Bağımsızlığını yeni kazanan, Müslüman nüfusun çoğunlukta olduğu birçok ulus devletin ideolojik olarak bölünmüş olduğu bir dönemde doğan İİT, geleneksel dini karakteriyle özgün bir platform olmuştur. Üye devletler kurucu sözleşmede “İslam’ın birlik ve kardeşlik değerlerinin rehberliğinde hareket edileceğini ve uluslararası arenada ortak çıkarları savunabilmek için üye devletler arası birliğin ve dayanışmanın güçlendirileceğini, ayrıca Birleşmiş Milletler Sözleşmesi, İİT Sözleşmesi ve uluslararası hukuk kapsamında verilen taahhütlere bağlı kalınacağını” beyan etmişlerdir.[2] Üye devletler, ayrıca, “İslam’ın daimi öğretilerinden ilham alarak ekonomik, bilimsel, kültürel ve manevi alanlarda yakın işbirliğini” tesis etmek arzularını ortaya koymuşlardır. Müslümanların birlik olma arzusu, Peygamber Hz. Muhammed (SAV) tarafından MS 7. yüzyılda tebliğ edilen Kur’an’ın rehberliğine dayanmaktadır.[3] Birlik olma fikri, halifelik kurumu sayesinde 20. yüzyılın başlarına kadar devam etmiştir. Ancak 1923-24’te, halifelik kurumu, Türkiye Büyük Millet Meclisi tarafından ilga edilince yeni bir durum ortaya çıkmıştır. Müslüman liderler, halifeliğin ilgasını takiben Müslümanların birliğini gündeme getirdikleri konferanslar ve müzakereler gerçekleştirmiştir. 1926’da biri Kahire’de (13-19 Mayıs) ve diğeri hac mevsiminde Mekke’de (7 Haziran-5 Temmuz) olmak üzere iki konferans gerçekleşmiştir.[4] Müslümanların birliği için bir platform oluşturma konusundaki en büyük zorluk, o dönemde İslam dünyasının çoğunun doğrudan veya dolaylı olarak Avrupa’nın sömürge yönetimi altında olmasıydı. Ancak, İkinci Dünya Savaşı’nın ardından, nüfusunun çoğunluğu Müslüman olan birçok bağımsız ulus devlet dünya sahnesine çıkmış ve yeni fırsatların doğduğu bir ortamda İİT kurulmuştur. Kundaklama hadisesi bu bakımdan katalizör görevi görmüştür.

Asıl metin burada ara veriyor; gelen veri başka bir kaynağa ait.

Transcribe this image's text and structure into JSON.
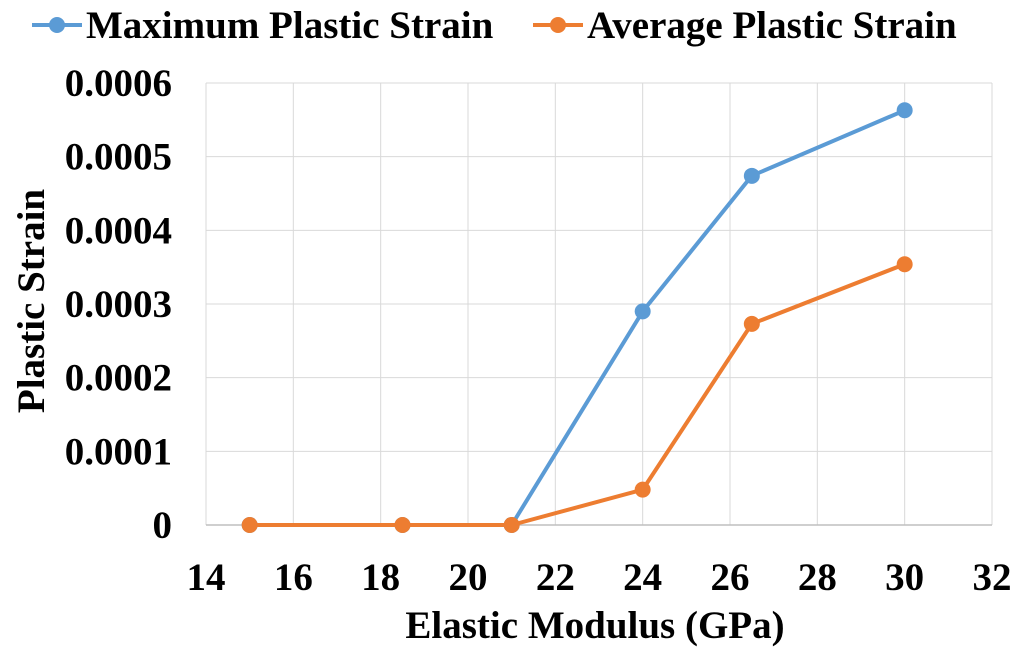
{
  "chart_data": {
    "type": "line",
    "xlabel": "Elastic Modulus (GPa)",
    "ylabel": "Plastic Strain",
    "xlim": [
      14,
      32
    ],
    "ylim": [
      0,
      0.0006
    ],
    "x_ticks": [
      "14",
      "16",
      "18",
      "20",
      "22",
      "24",
      "26",
      "28",
      "30",
      "32"
    ],
    "y_ticks": [
      "0",
      "0.0001",
      "0.0002",
      "0.0003",
      "0.0004",
      "0.0005",
      "0.0006"
    ],
    "grid": true,
    "legend_position": "top",
    "series": [
      {
        "name": "Maximum Plastic Strain",
        "color": "#5B9BD5",
        "points": [
          [
            15,
            0
          ],
          [
            18.5,
            0
          ],
          [
            21,
            0
          ],
          [
            24,
            0.00029
          ],
          [
            26.5,
            0.000474
          ],
          [
            30,
            0.000563
          ]
        ]
      },
      {
        "name": "Average Plastic Strain",
        "color": "#ED7D31",
        "points": [
          [
            15,
            0
          ],
          [
            18.5,
            0
          ],
          [
            21,
            0
          ],
          [
            24,
            4.8e-05
          ],
          [
            26.5,
            0.000273
          ],
          [
            30,
            0.000354
          ]
        ]
      }
    ]
  }
}
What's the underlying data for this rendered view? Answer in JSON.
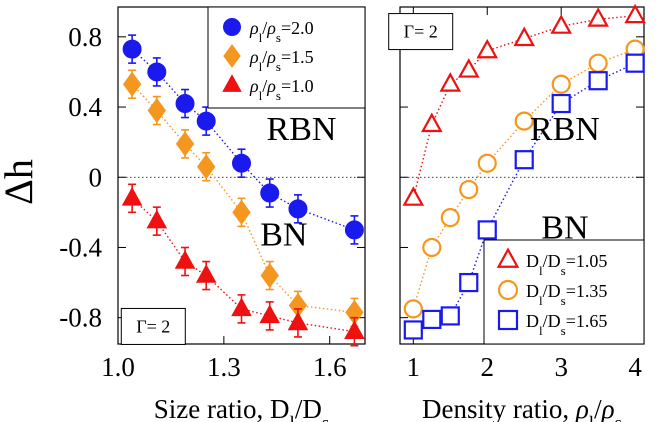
{
  "shared_ylabel": "Δh",
  "chart_data": [
    {
      "type": "scatter",
      "xlabel": "Size ratio, Dl/Ds",
      "xlim": [
        1.0,
        1.7
      ],
      "ylim": [
        -0.95,
        0.97
      ],
      "xticks": [
        1.0,
        1.3,
        1.6
      ],
      "xtick_labels": [
        "1.0",
        "1.3",
        "1.6"
      ],
      "yticks": [
        0.8,
        0.4,
        0,
        -0.4,
        -0.8
      ],
      "ytick_labels": [
        "0.8",
        "0.4",
        "0",
        "-0.4",
        "-0.8"
      ],
      "reference_line_y": 0,
      "legend_position": "top-right",
      "annotations": [
        {
          "text": "RBN",
          "x": 1.52,
          "y": 0.28
        },
        {
          "text": "BN",
          "x": 1.47,
          "y": -0.32
        },
        {
          "text": "Γ= 2",
          "x": 1.1,
          "y": -0.85,
          "boxed": true
        }
      ],
      "series": [
        {
          "name": "ρl/ρs=2.0",
          "marker": "circle",
          "color": "#1a1aee",
          "filled": true,
          "errorbars": true,
          "x": [
            1.04,
            1.11,
            1.19,
            1.25,
            1.35,
            1.43,
            1.51,
            1.67
          ],
          "y": [
            0.73,
            0.6,
            0.42,
            0.32,
            0.08,
            -0.09,
            -0.18,
            -0.3
          ]
        },
        {
          "name": "ρl/ρs=1.5",
          "marker": "diamond",
          "color": "#f5961e",
          "filled": true,
          "errorbars": true,
          "x": [
            1.04,
            1.11,
            1.19,
            1.25,
            1.35,
            1.43,
            1.51,
            1.67
          ],
          "y": [
            0.53,
            0.38,
            0.19,
            0.06,
            -0.2,
            -0.56,
            -0.73,
            -0.77
          ]
        },
        {
          "name": "ρl/ρs=1.0",
          "marker": "triangle",
          "color": "#ee1111",
          "filled": true,
          "errorbars": true,
          "x": [
            1.04,
            1.11,
            1.19,
            1.25,
            1.35,
            1.43,
            1.51,
            1.67
          ],
          "y": [
            -0.12,
            -0.25,
            -0.48,
            -0.56,
            -0.75,
            -0.79,
            -0.83,
            -0.88
          ]
        }
      ]
    },
    {
      "type": "scatter",
      "xlabel": "Density ratio, ρl/ρs",
      "xlim": [
        0.82,
        4.12
      ],
      "ylim": [
        -0.95,
        0.97
      ],
      "xticks": [
        1,
        2,
        3,
        4
      ],
      "xtick_labels": [
        "1",
        "2",
        "3",
        "4"
      ],
      "yticks": [
        0.8,
        0.4,
        0,
        -0.4,
        -0.8
      ],
      "reference_line_y": 0,
      "legend_position": "bottom-right",
      "annotations": [
        {
          "text": "RBN",
          "x": 3.05,
          "y": 0.28
        },
        {
          "text": "BN",
          "x": 3.05,
          "y": -0.28
        },
        {
          "text": "Γ= 2",
          "x": 1.1,
          "y": 0.83,
          "boxed": true
        }
      ],
      "series": [
        {
          "name": "Dl/Ds=1.05",
          "marker": "triangle",
          "color": "#ee1111",
          "filled": false,
          "x": [
            1.0,
            1.25,
            1.5,
            1.75,
            2.0,
            2.5,
            3.0,
            3.5,
            4.0
          ],
          "y": [
            -0.12,
            0.3,
            0.53,
            0.61,
            0.72,
            0.79,
            0.86,
            0.9,
            0.92
          ]
        },
        {
          "name": "Dl/Ds=1.35",
          "marker": "circle",
          "color": "#f5961e",
          "filled": false,
          "x": [
            1.0,
            1.25,
            1.5,
            1.75,
            2.0,
            2.5,
            3.0,
            3.5,
            4.0
          ],
          "y": [
            -0.75,
            -0.4,
            -0.23,
            -0.07,
            0.08,
            0.32,
            0.53,
            0.65,
            0.73
          ]
        },
        {
          "name": "Dl/Ds=1.65",
          "marker": "square",
          "color": "#1a1aee",
          "filled": false,
          "x": [
            1.0,
            1.25,
            1.5,
            1.75,
            2.0,
            2.5,
            3.0,
            3.5,
            4.0
          ],
          "y": [
            -0.87,
            -0.81,
            -0.79,
            -0.6,
            -0.3,
            0.1,
            0.42,
            0.55,
            0.65
          ]
        }
      ]
    }
  ]
}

İİT’nin üyeleri arasında bir yanda sermaye zengini ve işgücü yoksunu ülkeler yer alırken, öte tarafta işgücü zengini ancak sermaye yoksunu ülkeler yer alıyordu. Bu ülkelerin iş birliği girişimi, dünyanın geri kalanı için bir kalkınma modeli sunabilirdi. Ancak bu gerçekleşmedi. Örgüt ne uluslararası politikada ne de ekonomik iş birliği anlamında önemli bir aktöre dönüşmüştür. Bu makalede, örgütün ortaya çıkardığı beklentileri, karşı karşıya kaldığı engelleri ve kuruluşundan bu yana kazandığı başarıları ve bu başarıların sonuçlarını kısaca analiz edeceğiz.